The pain degree of patients in the OFA group was lower than that of the STD group at 1 hour after surgery (p=0.03), and the pain degree at 0 and 24 hours was similar to the STD group. There was no significant difference in the amount of morphine used for postoperative analgesia and the total length of the recovery room between the two groups, but the total length of stay in the OFA group was significantly shorter than that of the STD group (p=0.002). (Table2)

Table2

Feasibility of application of opioid-free anesthesia (OFA) in lung resection
Devine G ,Cheng M ,Martinez G ,et al. Opioid-free anesthesia for lung cancer resection: A case-control study. J Cardiothorac Vasc Anesth. 2020; 34: 3036-3040.

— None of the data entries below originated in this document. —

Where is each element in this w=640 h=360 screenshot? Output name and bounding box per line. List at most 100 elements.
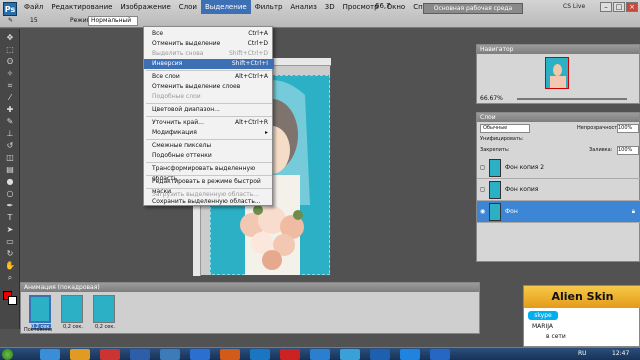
menu-item-reselect: Выделить снова Shift+Ctrl+D xyxy=(152,50,268,57)
layers-title: Слои xyxy=(477,113,639,122)
taskbar-app-icon[interactable] xyxy=(430,349,450,360)
menu-item-deselect-layers[interactable]: Отменить выделение слоев xyxy=(144,82,274,92)
menu-item-all[interactable]: Все Ctrl+A xyxy=(144,29,274,39)
3d-rotate-tool-icon[interactable]: ↻ xyxy=(4,249,16,259)
eraser-tool-icon[interactable]: ◫ xyxy=(4,153,16,163)
mode-select[interactable]: Нормальный xyxy=(88,16,138,26)
type-tool-icon[interactable]: T xyxy=(4,213,16,223)
fill-input[interactable]: 100% xyxy=(617,146,639,155)
menu-item-transform-selection[interactable]: Трансформировать выделенную область xyxy=(144,164,274,182)
taskbar-app-icon[interactable] xyxy=(280,349,300,360)
menu-file[interactable]: Файл xyxy=(20,0,47,14)
animation-panel: Анимация (покадровая) 0,2 сек. 0,2 сек. … xyxy=(20,282,480,334)
lock-icon: 🔒︎ xyxy=(631,208,635,215)
lasso-tool-icon[interactable]: ʘ xyxy=(4,57,16,67)
menu-item-color-range[interactable]: Цветовой диапазон... xyxy=(144,105,274,115)
loop-select[interactable]: Постоянно xyxy=(24,327,52,333)
taskbar-app-icon[interactable] xyxy=(70,349,90,360)
layer-thumbnail xyxy=(489,159,501,177)
taskbar-app-icon[interactable] xyxy=(400,349,420,360)
dodge-tool-icon[interactable]: ○ xyxy=(4,189,16,199)
close-icon[interactable]: × xyxy=(626,2,638,12)
brush-tool-icon[interactable]: ✎ xyxy=(4,117,16,127)
pen-tool-icon[interactable]: ✒ xyxy=(4,201,16,211)
maximize-icon[interactable]: □ xyxy=(613,2,625,12)
gradient-tool-icon[interactable]: ▤ xyxy=(4,165,16,175)
menu-item-quick-mask[interactable]: Редактировать в режиме быстрой маски xyxy=(144,177,274,195)
frame-delay[interactable]: 0,2 сек. xyxy=(95,324,115,330)
taskbar-app-icon[interactable] xyxy=(310,349,330,360)
contact-name: MARIJA xyxy=(532,323,553,330)
submenu-arrow-icon: ▸ xyxy=(264,129,268,136)
zoom-readout[interactable]: 66,7 xyxy=(375,2,391,10)
eye-icon[interactable]: ◉ xyxy=(480,208,485,215)
eyedropper-tool-icon[interactable]: ⁄ xyxy=(4,93,16,103)
taskbar-app-icon[interactable] xyxy=(130,349,150,360)
menu-item-deselect[interactable]: Отменить выделение Ctrl+D xyxy=(144,39,274,49)
menu-item-refine-edge[interactable]: Уточнить край... Alt+Ctrl+R xyxy=(144,118,274,128)
crop-tool-icon[interactable]: ⌗ xyxy=(4,81,16,91)
menu-item-inverse[interactable]: Инверсия Shift+Ctrl+I xyxy=(144,59,274,69)
menu-separator xyxy=(146,139,272,140)
clock[interactable]: 12:47 xyxy=(612,350,629,357)
navigator-thumbnail[interactable] xyxy=(545,57,569,89)
shape-tool-icon[interactable]: ▭ xyxy=(4,237,16,247)
move-tool-icon[interactable]: ✥ xyxy=(4,33,16,43)
taskbar-app-icon[interactable] xyxy=(370,349,390,360)
minimize-icon[interactable]: – xyxy=(600,2,612,12)
visibility-icon[interactable]: ◻ xyxy=(480,186,485,193)
menu-separator xyxy=(146,70,272,71)
menu-item-similar-layers: Подобные слои xyxy=(152,93,201,100)
animation-frame[interactable] xyxy=(29,295,51,323)
cs-live-button[interactable]: CS Live xyxy=(563,3,585,10)
zoom-tool-icon[interactable]: ⌕ xyxy=(4,273,16,283)
menu-item-all-layers[interactable]: Все слои Alt+Ctrl+A xyxy=(144,72,274,82)
blur-tool-icon[interactable]: ● xyxy=(4,177,16,187)
opacity-label: Непрозрачность: xyxy=(577,125,622,131)
layer-row[interactable]: ◻ Фон копия 2 xyxy=(477,157,640,179)
menu-analysis[interactable]: Анализ xyxy=(286,0,320,14)
history-brush-tool-icon[interactable]: ↺ xyxy=(4,141,16,151)
menu-item-save-selection[interactable]: Сохранить выделенную область... xyxy=(144,198,274,206)
healing-tool-icon[interactable]: ✚ xyxy=(4,105,16,115)
menu-edit[interactable]: Редактирование xyxy=(47,0,116,14)
taskbar-app-icon[interactable] xyxy=(340,349,360,360)
menu-separator xyxy=(146,116,272,117)
frame-delay[interactable]: 0,2 сек. xyxy=(63,324,83,330)
animation-frame[interactable] xyxy=(93,295,115,323)
menu-select[interactable]: Выделение xyxy=(200,0,251,14)
taskbar-app-icon[interactable] xyxy=(100,349,120,360)
stamp-tool-icon[interactable]: ⊥ xyxy=(4,129,16,139)
layer-row[interactable]: ◻ Фон копия xyxy=(477,179,640,201)
layer-row-selected[interactable]: ◉ Фон 🔒︎ xyxy=(477,201,640,223)
background-color-swatch[interactable] xyxy=(8,296,17,305)
menu-item-modify[interactable]: Модификация ▸ xyxy=(144,128,274,138)
taskbar-app-icon[interactable] xyxy=(250,349,270,360)
brush-icon[interactable]: ✎ xyxy=(8,17,13,24)
taskbar-app-icon[interactable] xyxy=(40,349,60,360)
brush-size[interactable]: 15 xyxy=(30,17,38,24)
menu-image[interactable]: Изображение xyxy=(116,0,174,14)
navigator-zoom[interactable]: 66.67% xyxy=(480,95,503,102)
taskbar-app-icon[interactable] xyxy=(220,349,240,360)
language-indicator[interactable]: RU xyxy=(578,350,587,357)
navigator-zoom-slider[interactable] xyxy=(517,98,627,100)
menu-item-similar[interactable]: Подобные оттенки xyxy=(144,151,274,161)
menu-filter[interactable]: Фильтр xyxy=(251,0,287,14)
taskbar-app-icon[interactable] xyxy=(190,349,210,360)
animation-frame[interactable] xyxy=(61,295,83,323)
marquee-tool-icon[interactable]: ⬚ xyxy=(4,45,16,55)
blend-mode-select[interactable]: Обычные xyxy=(480,124,530,133)
start-button-icon[interactable] xyxy=(2,349,13,360)
menu-item-grow[interactable]: Смежные пикселы xyxy=(144,141,274,151)
workspace-button[interactable]: Основная рабочая среда xyxy=(423,3,523,14)
path-select-tool-icon[interactable]: ➤ xyxy=(4,225,16,235)
alien-skin-ad: Alien Skin skype MARIJA в сети xyxy=(523,285,640,347)
taskbar-app-icon[interactable] xyxy=(160,349,180,360)
visibility-icon[interactable]: ◻ xyxy=(480,164,485,171)
menu-layers[interactable]: Слои xyxy=(175,0,201,14)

At present, there are still few clinical studies on the application of OFA in thoracic surgery. The above-mentioned research wittily achieved the OFA in thoracic surgery through intravenous use of lidocaine and magnesium sulfate assisted with various nerve block techniques, and obtained reliable results. The postoperative analgesia effect.

However, this study also has its limitations. Especially in the OFA group, some patients need to receive paravertebral block (using bupivacaine and clonidine), intercostal nerve infiltration block, extrapleural catheter, Is perioperative intravenous injection of acetaminophen, oral ibuprofen, and a self-controlled intravenous morphine analgesic pump, is such a fanfare operation really necessary? Every drug has its advantages and disadvantages. Do opioids really need to be completely abandoned? This is what we need to think about.

Of course, OFA certainly has its advantages in certain populations, especially considering that opioids may lead to the progression of cancer, but the safety and necessity of OFA in thoracic surgery still urgently need large samples and high-quality studies to confirm.